Is sex for reproduction about to become extinct?

When the first human genome was sequenced in 2003, the race to uncover the mysteries of human genetics had only just begun. Although we still know very little about our genetics relative to the complexity of the genome and even less compared to the broader ecosystem of our biology, the progress toward greater understanding is astounding. Today, the number of single gene mutation diseases and relatively simple genetic traits that can be predicted meaningfully from genetic data alone is already significant.

In the not-distant future, this list will grow to include complex diseases and disease propensities, percentage probabilities of living a long and healthy life, and increasingly the genetic component of complex human attributes like height, IQ, and personality style. This predictive power of genetic analysis will funnel straight into our fertility clinics where prospective parents choosing embryos will be making ever more consequential decisions about the genetic components of the future lives, health, and capabilities of their children.

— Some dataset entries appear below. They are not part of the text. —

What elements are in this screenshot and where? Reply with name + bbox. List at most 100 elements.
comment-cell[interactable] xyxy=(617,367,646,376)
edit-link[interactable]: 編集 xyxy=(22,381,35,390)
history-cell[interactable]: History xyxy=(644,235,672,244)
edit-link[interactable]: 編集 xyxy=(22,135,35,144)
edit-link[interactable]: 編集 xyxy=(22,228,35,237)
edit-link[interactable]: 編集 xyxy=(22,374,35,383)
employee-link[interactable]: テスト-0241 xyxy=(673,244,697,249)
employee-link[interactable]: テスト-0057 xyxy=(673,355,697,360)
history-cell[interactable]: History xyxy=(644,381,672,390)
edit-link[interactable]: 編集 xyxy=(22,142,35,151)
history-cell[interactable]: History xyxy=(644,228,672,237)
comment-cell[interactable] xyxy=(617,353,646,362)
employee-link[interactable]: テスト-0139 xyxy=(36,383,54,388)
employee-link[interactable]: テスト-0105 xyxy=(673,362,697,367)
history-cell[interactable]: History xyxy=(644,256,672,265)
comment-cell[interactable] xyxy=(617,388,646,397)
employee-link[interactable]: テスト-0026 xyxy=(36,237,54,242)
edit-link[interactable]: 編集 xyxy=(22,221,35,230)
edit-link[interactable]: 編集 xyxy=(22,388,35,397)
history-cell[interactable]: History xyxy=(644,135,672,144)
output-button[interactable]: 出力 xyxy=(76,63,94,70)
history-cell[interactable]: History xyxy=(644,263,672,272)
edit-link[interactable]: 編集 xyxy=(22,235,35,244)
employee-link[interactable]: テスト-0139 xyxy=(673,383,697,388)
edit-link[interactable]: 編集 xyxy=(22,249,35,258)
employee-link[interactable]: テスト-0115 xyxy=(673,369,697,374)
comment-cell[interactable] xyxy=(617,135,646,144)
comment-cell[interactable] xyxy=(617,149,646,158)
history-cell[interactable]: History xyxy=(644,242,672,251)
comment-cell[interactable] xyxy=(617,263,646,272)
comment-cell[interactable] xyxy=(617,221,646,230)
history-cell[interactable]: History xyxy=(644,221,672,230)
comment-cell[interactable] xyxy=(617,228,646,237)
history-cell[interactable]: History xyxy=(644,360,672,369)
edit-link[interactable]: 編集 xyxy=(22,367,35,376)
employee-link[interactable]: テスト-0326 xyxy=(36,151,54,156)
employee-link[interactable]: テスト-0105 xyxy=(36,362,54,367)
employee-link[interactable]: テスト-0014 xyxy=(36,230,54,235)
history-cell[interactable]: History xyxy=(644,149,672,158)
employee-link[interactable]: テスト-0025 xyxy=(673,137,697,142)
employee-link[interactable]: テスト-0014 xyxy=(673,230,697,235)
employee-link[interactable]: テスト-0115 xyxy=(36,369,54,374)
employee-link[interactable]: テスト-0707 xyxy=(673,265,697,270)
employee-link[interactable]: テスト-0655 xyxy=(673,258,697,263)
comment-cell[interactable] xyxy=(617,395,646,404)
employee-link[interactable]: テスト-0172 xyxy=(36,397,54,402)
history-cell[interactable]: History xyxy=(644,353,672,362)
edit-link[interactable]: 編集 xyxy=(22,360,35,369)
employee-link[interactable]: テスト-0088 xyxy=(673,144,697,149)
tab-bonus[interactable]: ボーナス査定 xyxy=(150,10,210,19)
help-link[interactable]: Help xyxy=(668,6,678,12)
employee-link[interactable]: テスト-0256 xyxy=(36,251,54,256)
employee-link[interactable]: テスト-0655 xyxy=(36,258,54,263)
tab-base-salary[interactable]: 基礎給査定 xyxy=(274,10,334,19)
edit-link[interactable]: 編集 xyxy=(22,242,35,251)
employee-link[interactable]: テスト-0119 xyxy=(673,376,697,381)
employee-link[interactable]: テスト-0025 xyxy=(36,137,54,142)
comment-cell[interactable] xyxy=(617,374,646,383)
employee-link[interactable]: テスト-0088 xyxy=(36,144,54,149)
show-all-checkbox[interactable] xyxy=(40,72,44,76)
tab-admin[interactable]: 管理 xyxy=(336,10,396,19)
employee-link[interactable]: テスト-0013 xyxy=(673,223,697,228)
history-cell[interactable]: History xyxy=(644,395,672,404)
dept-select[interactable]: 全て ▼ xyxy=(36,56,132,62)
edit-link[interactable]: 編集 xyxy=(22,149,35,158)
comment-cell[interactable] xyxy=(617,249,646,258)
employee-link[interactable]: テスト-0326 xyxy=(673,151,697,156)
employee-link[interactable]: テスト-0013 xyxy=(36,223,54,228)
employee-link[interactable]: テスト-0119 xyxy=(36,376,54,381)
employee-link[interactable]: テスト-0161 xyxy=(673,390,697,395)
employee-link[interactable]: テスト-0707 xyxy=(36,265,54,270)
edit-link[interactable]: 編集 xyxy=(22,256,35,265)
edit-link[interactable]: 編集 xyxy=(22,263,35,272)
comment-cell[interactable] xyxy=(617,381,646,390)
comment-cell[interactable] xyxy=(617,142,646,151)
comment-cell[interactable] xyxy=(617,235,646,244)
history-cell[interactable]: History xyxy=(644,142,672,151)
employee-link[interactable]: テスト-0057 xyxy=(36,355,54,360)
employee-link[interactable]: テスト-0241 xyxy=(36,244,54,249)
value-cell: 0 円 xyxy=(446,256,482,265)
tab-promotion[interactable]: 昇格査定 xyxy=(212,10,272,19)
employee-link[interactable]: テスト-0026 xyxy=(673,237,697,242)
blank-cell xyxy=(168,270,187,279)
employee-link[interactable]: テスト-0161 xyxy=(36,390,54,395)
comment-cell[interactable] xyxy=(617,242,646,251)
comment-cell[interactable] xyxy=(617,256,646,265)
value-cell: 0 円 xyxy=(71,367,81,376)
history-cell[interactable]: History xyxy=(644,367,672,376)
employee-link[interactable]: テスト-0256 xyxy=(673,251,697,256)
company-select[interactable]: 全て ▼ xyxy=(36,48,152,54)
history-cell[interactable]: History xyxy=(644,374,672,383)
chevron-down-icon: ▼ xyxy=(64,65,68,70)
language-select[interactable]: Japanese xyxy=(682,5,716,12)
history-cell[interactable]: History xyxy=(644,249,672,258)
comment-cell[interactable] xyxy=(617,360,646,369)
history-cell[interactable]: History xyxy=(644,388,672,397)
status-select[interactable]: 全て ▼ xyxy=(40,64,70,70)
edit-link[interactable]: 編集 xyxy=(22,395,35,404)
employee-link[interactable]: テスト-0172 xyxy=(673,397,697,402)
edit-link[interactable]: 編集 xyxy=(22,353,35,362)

Our understanding of what the genes extracted from early stage pre-implanted embryos are telling us will be only one of the rocket boosters driving assisted reproduction forward. Another will be the ability to induce adult cells like skin and nucleated blood cells into stem cells and then turn those stem cells into egg progenitor cells and then ultimately eggs. This will not only eliminate the need for hormone treatments and surgery to extract human eggs but also make it easy and cheap to generate an unlimited number of eggs from a given woman.